American singer (born 1954)

Royce Jones (born December 15, 1954) is an American musician best known for his work as a backing vocalist with the bands Steely Dan (in 1973) and Ambrosia (from 1978 to 1982). In the studio, Jones contributed vocals to Ambrosia's David Pack's Anywhere You Go, one song on Steely Dan's Countdown to Ecstasy, Bruzer's Round 1 and Stephan Cohn's self-titled release.

Jones also served as a percussionist and lead vocalist for Steely Dan's touring band from 1973 to 1974, singing lead on the songs "Dirty Work", "Brooklyn (Owes the Charmer Under Me)", "Change of the Guard", "Bodhisattva", and "Any Major Dude Will Tell You".

In the summer of 2007, Jones joined a cover band called Screamin Lehman Band.
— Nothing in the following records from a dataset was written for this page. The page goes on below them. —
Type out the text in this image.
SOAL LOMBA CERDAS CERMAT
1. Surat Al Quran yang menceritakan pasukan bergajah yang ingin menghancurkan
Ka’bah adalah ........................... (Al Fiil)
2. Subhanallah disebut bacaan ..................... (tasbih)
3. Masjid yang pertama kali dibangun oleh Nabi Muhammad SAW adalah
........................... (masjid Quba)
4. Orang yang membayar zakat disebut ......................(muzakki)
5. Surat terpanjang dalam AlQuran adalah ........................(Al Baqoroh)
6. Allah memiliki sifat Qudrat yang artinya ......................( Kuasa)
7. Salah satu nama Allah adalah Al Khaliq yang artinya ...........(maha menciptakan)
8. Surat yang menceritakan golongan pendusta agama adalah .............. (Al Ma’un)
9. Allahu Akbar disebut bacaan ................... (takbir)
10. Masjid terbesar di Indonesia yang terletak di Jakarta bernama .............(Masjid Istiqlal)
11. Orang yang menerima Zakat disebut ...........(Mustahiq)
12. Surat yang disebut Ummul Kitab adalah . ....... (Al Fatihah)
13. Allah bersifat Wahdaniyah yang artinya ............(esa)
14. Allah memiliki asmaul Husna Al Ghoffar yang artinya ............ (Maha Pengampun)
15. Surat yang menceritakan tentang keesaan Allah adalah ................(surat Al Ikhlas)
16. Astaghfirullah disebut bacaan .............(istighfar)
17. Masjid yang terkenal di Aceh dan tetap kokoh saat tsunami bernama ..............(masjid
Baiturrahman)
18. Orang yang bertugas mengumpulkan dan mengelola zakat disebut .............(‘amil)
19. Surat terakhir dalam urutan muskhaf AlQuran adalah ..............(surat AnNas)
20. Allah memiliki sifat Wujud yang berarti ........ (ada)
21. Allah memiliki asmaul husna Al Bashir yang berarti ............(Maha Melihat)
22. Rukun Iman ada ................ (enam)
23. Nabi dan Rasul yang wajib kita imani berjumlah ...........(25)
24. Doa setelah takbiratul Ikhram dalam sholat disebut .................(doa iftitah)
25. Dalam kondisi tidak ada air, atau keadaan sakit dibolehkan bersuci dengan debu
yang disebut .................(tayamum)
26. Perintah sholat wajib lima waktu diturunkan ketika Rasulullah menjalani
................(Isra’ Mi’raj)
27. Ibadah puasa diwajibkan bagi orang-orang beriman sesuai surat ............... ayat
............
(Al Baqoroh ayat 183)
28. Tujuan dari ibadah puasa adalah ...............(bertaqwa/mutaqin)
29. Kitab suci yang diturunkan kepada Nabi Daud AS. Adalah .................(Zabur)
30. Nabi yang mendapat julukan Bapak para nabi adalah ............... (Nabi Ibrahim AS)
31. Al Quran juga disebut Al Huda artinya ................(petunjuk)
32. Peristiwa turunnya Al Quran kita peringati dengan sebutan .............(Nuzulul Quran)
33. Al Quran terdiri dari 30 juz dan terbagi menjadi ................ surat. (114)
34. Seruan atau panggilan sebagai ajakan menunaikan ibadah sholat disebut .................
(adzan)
The group's official site says they cover the songs of "Boz Scaggs, The Cars, Steely Dan, Stevie Winwood, and Elvin Bishop".

Royce Jones is now in The Royce Jones band, also formally a member of eight piece horn band called "Stonebridge". He also worked with The Platters. Royce was the lead singer of Odyssey (Motown).

Royce Jones also performed on Richard Simmons' Sweatin To The Oldies 3 & 4 videos.

In 2011 - 2012 he worked with the Tim Weisberg Band, Chuck Alvarez and Paul Turner.